The forfeit was made in September last year by the Information Commissioner’s Office and although SBC paid up £200,000 straight away in order to achieve a 20 per cent discount, it also lodged an appeal.

The money will now be refunded in the coming months.

Council leader David Parker welcomed the result and criticised the ICO for the fine. He said: “To issue such a high monetary penalty on a public authority in this economic climate was excessive, especially when the breach was self-reported and officers took all appropriate steps on the discovery of this incident and co-operated fully with the ICO at all times.

“Data and information security is a priority at SBC - and I am confident that the work taking place across the Council to address any issues will be acknowledged appropriately in the future.”

Tracey Logan, chief executive of SBC said: “I am extremely pleased with the outcome and have always strongly believed that the monetary penalty notice issued by the ICO in this case was unjust and disproportionate.
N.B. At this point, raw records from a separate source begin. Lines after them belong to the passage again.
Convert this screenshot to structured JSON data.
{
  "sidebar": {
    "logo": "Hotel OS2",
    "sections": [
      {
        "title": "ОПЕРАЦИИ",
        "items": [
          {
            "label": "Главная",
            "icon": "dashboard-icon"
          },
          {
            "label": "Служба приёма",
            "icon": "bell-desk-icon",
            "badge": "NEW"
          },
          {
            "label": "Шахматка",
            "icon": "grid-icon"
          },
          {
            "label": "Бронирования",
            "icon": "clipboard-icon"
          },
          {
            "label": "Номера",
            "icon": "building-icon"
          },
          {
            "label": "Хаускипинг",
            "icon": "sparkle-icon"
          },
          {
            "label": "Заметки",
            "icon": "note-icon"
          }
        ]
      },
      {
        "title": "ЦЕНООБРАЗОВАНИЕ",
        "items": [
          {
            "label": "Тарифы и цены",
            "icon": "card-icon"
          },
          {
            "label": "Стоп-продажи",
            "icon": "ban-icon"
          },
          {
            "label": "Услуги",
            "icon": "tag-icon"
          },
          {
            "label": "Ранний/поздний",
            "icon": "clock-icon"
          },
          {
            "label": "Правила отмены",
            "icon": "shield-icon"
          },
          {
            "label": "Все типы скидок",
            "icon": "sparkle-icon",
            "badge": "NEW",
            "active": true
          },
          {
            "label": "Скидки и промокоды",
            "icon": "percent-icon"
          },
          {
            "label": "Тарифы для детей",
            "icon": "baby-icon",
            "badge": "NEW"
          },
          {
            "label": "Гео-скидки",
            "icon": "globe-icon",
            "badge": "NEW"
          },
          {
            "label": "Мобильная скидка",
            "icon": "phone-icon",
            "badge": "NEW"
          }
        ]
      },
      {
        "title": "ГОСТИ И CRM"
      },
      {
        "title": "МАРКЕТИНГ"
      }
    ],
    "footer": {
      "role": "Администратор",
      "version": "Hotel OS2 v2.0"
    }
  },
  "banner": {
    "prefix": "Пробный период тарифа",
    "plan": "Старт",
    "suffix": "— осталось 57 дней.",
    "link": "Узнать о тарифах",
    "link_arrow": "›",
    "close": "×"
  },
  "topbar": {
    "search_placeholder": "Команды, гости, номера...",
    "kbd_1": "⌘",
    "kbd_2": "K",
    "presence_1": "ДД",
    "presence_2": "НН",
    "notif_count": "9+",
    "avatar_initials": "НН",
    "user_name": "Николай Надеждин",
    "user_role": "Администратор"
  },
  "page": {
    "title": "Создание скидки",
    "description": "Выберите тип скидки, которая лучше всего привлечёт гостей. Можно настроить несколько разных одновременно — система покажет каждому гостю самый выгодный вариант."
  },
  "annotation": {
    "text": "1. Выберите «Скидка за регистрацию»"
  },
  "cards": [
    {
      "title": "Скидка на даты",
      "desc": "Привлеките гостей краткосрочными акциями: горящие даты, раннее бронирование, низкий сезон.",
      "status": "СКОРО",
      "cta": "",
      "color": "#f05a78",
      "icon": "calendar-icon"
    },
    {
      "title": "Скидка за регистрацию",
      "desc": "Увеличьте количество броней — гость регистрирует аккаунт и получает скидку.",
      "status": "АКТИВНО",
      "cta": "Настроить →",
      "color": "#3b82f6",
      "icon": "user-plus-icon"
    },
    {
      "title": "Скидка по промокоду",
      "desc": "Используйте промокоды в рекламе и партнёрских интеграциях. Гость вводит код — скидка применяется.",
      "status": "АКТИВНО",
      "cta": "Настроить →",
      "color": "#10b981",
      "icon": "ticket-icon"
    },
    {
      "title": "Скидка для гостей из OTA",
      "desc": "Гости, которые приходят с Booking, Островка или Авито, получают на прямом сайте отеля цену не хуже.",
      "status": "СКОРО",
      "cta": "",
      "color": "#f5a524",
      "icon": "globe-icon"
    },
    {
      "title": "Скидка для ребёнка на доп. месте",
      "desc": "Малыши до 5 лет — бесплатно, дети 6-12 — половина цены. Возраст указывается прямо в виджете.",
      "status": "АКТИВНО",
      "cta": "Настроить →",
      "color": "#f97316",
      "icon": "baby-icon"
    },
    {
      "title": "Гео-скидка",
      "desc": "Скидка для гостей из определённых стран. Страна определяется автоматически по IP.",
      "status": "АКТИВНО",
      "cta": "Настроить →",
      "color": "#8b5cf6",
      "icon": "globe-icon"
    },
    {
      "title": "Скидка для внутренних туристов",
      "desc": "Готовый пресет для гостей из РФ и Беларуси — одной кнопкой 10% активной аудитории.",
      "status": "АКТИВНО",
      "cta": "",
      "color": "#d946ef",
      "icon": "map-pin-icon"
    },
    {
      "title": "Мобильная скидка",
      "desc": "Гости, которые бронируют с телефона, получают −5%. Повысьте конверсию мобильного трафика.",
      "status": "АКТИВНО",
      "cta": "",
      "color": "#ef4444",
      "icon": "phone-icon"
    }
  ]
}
“Of course, I acknowledge that there were gaps in our processes in this case - but we have taken significant steps to address these since the breach to ensure data protection continues to be a high priority across the Council.

“We are committed to continue to work with the ICO to ensure our processes and policies are as robust as possible.”

ICO said that more than 600 files were deposited at the recycle bins in the Lothians area by an outside company on behalf of the council, containing confidential information and, in a significant number of cases, salary and bank account details.

The files were spotted by a member of the public who called police, prompting the recovery of 676 files.

A further 172 files deposited on the same day but at a different paper recycling bank were thought to have been destroyed in the recycling process.

The council spent over £18,000 on the appeal but the verdict from the four-day Information Tribunal vindicated its decision.